I'm self-studying probability, and I'm unable to solve this problem:
You have a sequence of (possibly dependent) random variables $\{X_n\}$ defined on the probability space $(\Omega,\mathcal{F},P)$, and you are given that $$ EX_n^2 \leq 1 \quad \text{ for all } n = 1,2,…$$
Show that if the $X_n$ all have the same distribution, then $X_n/\sqrt{n}$ converges to zero with probability one. Hint: You will need the First Borel Cantelli Lemma.
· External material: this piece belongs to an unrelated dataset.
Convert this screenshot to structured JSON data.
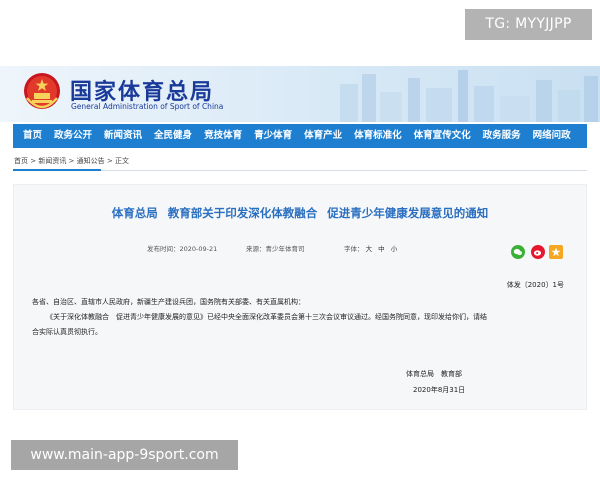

My instinct was to use Chebyshev's inequality, i.e. $$a^2 P(|X_n| \geq a) \leq EX_n^2$$
For each $n$, we can set $a = n$ and use the fact that $EX_n^2 \leq 1$ to get $$P(|X_n| \geq n) \leq \frac{1}{n^2}$$
I really don't know how to continue here. I got to the $1/n^2$ in hopes that the application of Borel Cantelli will jump out at me, but it isn't (if I apply it now, it just tells me that the $X_n$ are bounded a.s.). I'm not sure where the equidistributed hypothesis comes in, also. Any help would be greatly appreciated.
Best Answer
Hint: Applying the inequality $$\sum_{n \geq 1} \mathbb{P}(|Y| \geq n) \leq \mathbb{E}(|Y|)$$ for $Y := \epsilon^{-1} X_1^2$ yields $$\sum_{n \geq 1} \mathbb{P}\left(|X_1|^2 \geq n \epsilon \right)<\infty$$ for any $\epsilon>0$.
Now use the Borel-Cantelli theorem and the fact that $$\mathbb{P}(|X_1|^2 \geq n \epsilon) = \mathbb{P}\left(|X_n|^2 \geq n \epsilon \right).$$